Saturday, April 30, 2016


The baptismal font in Tamale.  It sits in the courtyard of one of the chapels.
This is the Couple Missionary's home in Tamale with a connecting building which serves as a chapel and an apartment for four of the Sister Missionaries.  This is where the Renfroes, who just arrived last week will be serving.  It's 6 hours north of Kumasi where Elder Halladay and I are serving.  We are so excited to have two new couples join us here in the Ghana Kumasi Mission!
Woman driver.
Dish tv anyone?
The family car.
Mama and child.
A baby on mom's back is a common sight.
Waiting for the light to change.
Many motorcycles which makes for exciting driving experiences!
The little orange three wheeled cart and the green one behind it are taxis.  
Loading or unloading the truck...many times you'll see someone riding on the top as the truck travels.  
Grain or rice.  People take advantage of transportation any time they can.

Ever seen a cashew tree with its fruit before?  It was new to me!  Apparently, harvesting and processing cashews is a tedious process, hence the high cost of cashews.
This is the soccer stadium in Tamale.  These people LOVE their soccer matches!

One of the roundabouts in Tamale.  See the soccer statue in the center?
Safe Journey!

Techiman Missionaries

We received two new couples last week in the Kumasi Mission.  We were fortunate to get to go with them as they traveled to their new areas of assignment.
This is Elder and Sister Wood on the left with the Techiman missionaries.  What a great group!
This is the missionary couples home in Techiman.  It's very large and very nice.  
Buildings along the way.
A small community.  Adobe walls and thatched roofs.
One of many mosques we saw on the way to Tehiman.
Women organizing their items for transporting.  I just love the bright happy clothing!
Its mango season. We saw many, many mangos!
Bicycles.  The farther north you go, the more bicycles and motorcycles you see.
The name of the town here is Dawadawa 2. Just before we came to this town we passed Dawadawa.... No kidding.  Elder Halladay remarked that they must've gotten tired of coming up with new city names.

A barbar (sp?) tree.  The base is huge!
This is the white leg of the Volta River which is farthest north.  See the people down next to the water?  They are bathing, washing clothes and fishing.
Bags of charcoal, which is used for cooking.

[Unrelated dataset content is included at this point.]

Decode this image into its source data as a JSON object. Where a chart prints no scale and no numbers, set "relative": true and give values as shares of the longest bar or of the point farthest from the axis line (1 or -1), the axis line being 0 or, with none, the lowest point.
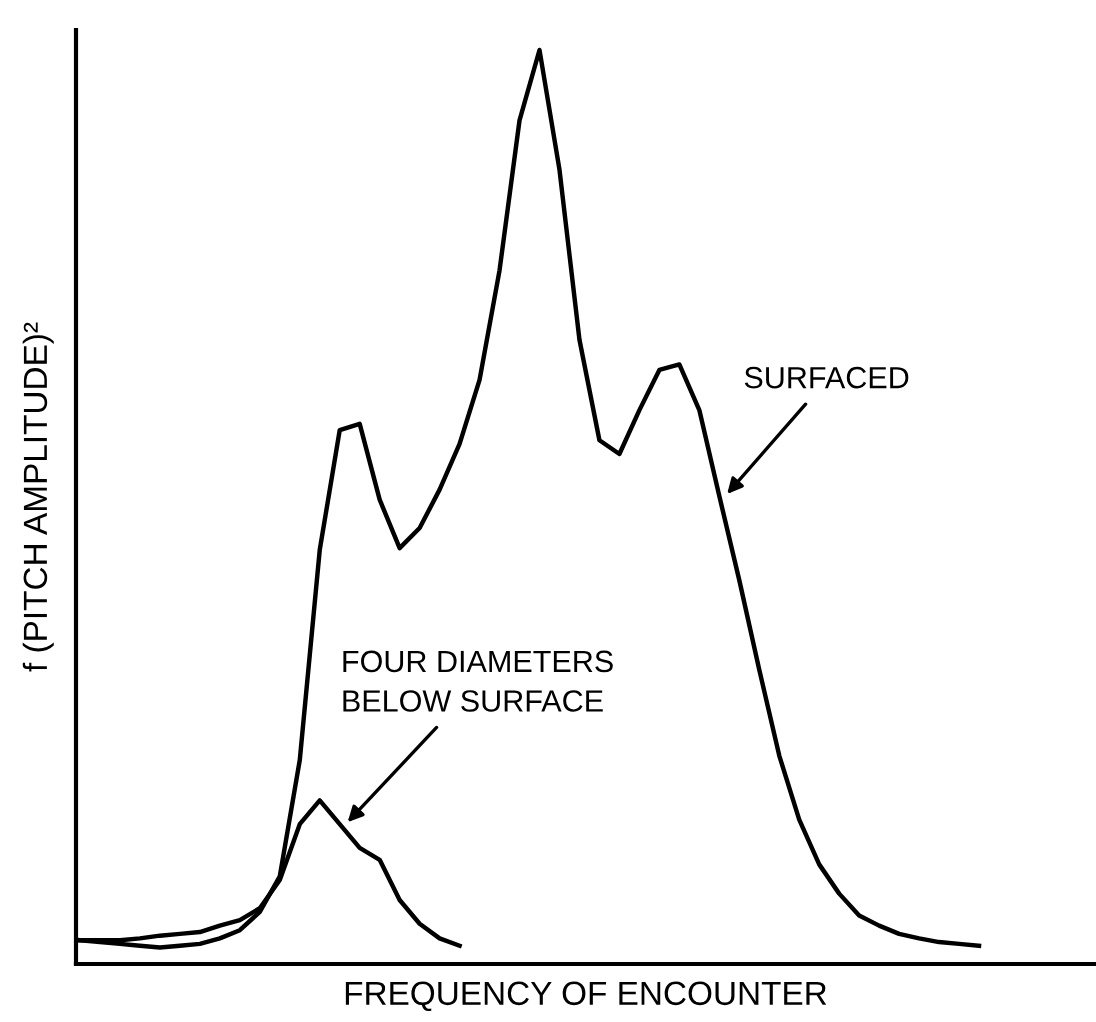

Notice the bundles of grass?  This is used to re-thatch the roofs of the houses.
So much to see and experience here!  I am so thankful to be serving here in Ghana.  :)

Sunday, April 17, 2016

Kejetia Market

This is one small area of Kejetia Market in Adum.  Kejetia is the a largest outdoor market in Ghana. It boasts of 20,000 individual vendors. My guess is it could be even larger than that. Each city has their individual "market day". Kejetia's market day I hear is on Monday. These photos were taken on a Tuesday when it's not supposed to be as busy. There is such a vast variety of items to be found here that one could spend days just browsing. This is part of the section where they have vendors with household goods, clothing and fabric. ;)   Other areas sell food, herbs, oils, metals, etc.  If you have a minute, Google Kejetia market and take a look at what's there. It's a facinating place to visit!  I love it there. 
The white building is pie shaped so, you're seeing just one street on the left of the building. The right side street is just as busy.
A view from the foot bridge above the market. 
                                                       Many kinds of grain. 

                    Tomatoe vendor in another section of Kejetia.

These people are mining for gold. Many Chinese own the mining operations and the Ghanaians work for them. Gold is one of the largest export items in Ghana along with cacao.

These are drums that craftsmen make and sell at the Cultural center. Aren't they beautiful? 

Friendly school children on their way to a track meet. They we're very excited and happy.  
                  A soccer match at the Stadium. Black Star is one of the favorite teams.

      There are many beautiful flowering plants and trees here now that it's the rainy season. 
    A face only a mother snail could love....those are four eyes your looking at. The center is his mouth. 
      This guy is big!  No trick photography here. He'll be soup by nightfall.  They like snail soup here.   Only the wealthy can afford such a delicacy. This guy cost about 50 GHS, which translates to about 
$12.50 US dollars.  Veronica tells me these creatures are very good for you immune system, the snail slime is used for cosmetics in the US (ladies, check your makeup labels) and the shells are used for medicine. 

We have a Iridium satellite phone in the mission home for emergency situations.  Elder Halladay is supposed to check in each month with church headquarters to make sure it's working well. Remind you of the old phones before cells?

The children of our Agona Branch love President Halladay.  You can see by his face how he feels about them. 😊
                 President H. with Gifty. She's cute enough to wrap up and bring home!